The Sleeper: Matt Bonner, PF
The Raptors were smart to re-sign the Florida grad, who showed a very well-rounded game in his rookie season. He shot 53% from the field and was a high-percentage three-point shooter, if not a high-volume one. This is a very thin team, and though the Raptors would like to avoid using Bosh as a center, their best lineup might be Bosh at the 5 with Bonner at the 4 and Loren Woods and Rafael Araujo on the bench, or in the stands, or back at home, just to be safe. Bonner won’t win any titles for you, but if given the right opportunity, he could be a low-risk roster filler.
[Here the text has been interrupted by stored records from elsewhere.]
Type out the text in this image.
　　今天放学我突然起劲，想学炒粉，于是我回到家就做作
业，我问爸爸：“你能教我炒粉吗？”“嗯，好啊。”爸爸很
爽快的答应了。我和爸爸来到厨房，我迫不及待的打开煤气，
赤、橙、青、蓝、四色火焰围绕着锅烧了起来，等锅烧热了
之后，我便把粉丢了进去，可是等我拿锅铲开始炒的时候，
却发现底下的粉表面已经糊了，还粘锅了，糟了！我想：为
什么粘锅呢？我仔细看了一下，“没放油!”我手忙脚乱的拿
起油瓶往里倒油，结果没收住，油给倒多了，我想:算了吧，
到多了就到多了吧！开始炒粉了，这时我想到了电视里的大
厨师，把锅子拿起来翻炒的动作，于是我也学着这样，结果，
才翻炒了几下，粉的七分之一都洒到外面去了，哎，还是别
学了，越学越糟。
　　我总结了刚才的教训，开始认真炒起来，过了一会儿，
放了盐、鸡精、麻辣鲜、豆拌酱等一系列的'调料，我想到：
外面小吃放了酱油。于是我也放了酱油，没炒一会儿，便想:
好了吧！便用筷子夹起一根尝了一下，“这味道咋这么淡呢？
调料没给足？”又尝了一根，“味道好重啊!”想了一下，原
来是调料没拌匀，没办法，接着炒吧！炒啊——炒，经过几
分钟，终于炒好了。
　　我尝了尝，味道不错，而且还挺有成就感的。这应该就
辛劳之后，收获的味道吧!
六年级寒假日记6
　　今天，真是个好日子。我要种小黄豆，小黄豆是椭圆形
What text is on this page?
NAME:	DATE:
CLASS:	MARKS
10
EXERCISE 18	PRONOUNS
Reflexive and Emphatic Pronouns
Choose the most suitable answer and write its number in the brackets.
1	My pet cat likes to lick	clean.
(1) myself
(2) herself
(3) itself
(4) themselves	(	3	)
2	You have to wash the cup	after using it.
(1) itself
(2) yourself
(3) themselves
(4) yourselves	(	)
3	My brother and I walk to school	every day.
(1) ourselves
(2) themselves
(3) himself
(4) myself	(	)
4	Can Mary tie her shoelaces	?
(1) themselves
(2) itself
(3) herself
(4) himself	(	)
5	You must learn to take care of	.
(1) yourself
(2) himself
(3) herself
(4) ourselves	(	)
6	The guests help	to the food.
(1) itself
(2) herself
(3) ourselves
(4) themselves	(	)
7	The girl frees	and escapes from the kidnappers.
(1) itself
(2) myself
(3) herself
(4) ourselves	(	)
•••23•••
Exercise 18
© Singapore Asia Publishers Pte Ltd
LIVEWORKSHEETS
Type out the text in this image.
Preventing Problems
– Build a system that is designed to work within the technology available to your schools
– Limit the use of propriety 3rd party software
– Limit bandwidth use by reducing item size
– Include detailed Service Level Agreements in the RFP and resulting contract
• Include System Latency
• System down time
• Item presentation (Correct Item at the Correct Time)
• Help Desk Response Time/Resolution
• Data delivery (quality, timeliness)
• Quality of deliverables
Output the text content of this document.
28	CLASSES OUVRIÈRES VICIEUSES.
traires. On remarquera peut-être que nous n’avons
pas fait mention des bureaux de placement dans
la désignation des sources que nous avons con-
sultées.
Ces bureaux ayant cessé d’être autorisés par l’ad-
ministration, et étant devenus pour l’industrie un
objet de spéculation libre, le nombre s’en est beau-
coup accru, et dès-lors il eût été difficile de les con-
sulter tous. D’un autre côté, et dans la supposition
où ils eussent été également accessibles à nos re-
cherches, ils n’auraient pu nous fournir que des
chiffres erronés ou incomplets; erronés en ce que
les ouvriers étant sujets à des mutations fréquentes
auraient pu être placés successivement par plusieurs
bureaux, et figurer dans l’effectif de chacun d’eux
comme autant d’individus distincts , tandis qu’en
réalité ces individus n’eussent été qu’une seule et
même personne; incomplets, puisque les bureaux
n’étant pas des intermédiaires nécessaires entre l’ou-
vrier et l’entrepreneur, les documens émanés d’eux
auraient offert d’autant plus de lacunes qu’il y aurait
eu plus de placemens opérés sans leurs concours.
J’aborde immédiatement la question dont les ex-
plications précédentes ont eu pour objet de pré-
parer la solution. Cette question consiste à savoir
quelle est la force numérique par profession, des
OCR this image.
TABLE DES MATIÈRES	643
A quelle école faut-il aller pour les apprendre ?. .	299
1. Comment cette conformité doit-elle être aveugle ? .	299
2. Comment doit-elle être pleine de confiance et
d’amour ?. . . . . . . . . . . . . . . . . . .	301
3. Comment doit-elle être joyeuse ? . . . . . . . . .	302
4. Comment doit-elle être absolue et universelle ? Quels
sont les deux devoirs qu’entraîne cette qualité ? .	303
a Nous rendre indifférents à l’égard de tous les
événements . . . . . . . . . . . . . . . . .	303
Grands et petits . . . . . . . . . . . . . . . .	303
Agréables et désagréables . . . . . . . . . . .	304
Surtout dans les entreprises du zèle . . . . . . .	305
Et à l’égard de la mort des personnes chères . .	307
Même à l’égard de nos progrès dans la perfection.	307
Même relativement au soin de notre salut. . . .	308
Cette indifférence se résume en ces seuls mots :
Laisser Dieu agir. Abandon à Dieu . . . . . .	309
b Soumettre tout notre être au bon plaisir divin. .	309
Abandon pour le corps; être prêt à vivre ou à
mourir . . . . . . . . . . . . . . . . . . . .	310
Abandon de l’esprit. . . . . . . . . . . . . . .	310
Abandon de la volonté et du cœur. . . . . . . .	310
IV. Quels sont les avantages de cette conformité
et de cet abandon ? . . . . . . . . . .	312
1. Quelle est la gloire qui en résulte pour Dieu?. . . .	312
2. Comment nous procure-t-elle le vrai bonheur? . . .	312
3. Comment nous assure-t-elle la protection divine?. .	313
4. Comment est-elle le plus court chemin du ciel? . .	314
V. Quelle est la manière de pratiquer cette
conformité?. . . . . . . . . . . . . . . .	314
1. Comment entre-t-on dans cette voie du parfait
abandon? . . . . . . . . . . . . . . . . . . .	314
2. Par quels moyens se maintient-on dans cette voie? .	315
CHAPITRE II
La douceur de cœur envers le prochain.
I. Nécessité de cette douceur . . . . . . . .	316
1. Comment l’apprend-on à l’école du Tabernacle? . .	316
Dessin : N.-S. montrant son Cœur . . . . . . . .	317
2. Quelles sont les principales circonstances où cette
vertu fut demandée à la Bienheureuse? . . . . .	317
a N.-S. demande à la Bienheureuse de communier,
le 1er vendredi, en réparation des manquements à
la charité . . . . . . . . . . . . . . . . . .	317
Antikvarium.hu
The Slacker: Morris Peterson, GF
He’ll have value as long as he’s starting, but people seem to still be waiting for Peterson to break out. Well, he’s 28 and has played five full seasons in the league – it’s not happening. He is what he is, which is someone who can help you in 3s when he’s getting PT. He hasn’t missed a game in three straight seasons, so he’s a good guy to have around if you have some brittle players since you know MoPete can be plugged in when necessary. But he’s a career 42% shooter, and doesn’t have a knack for getting rebounds, assists or steals. He’s like a poor man’s Rose, and that’s not all that much.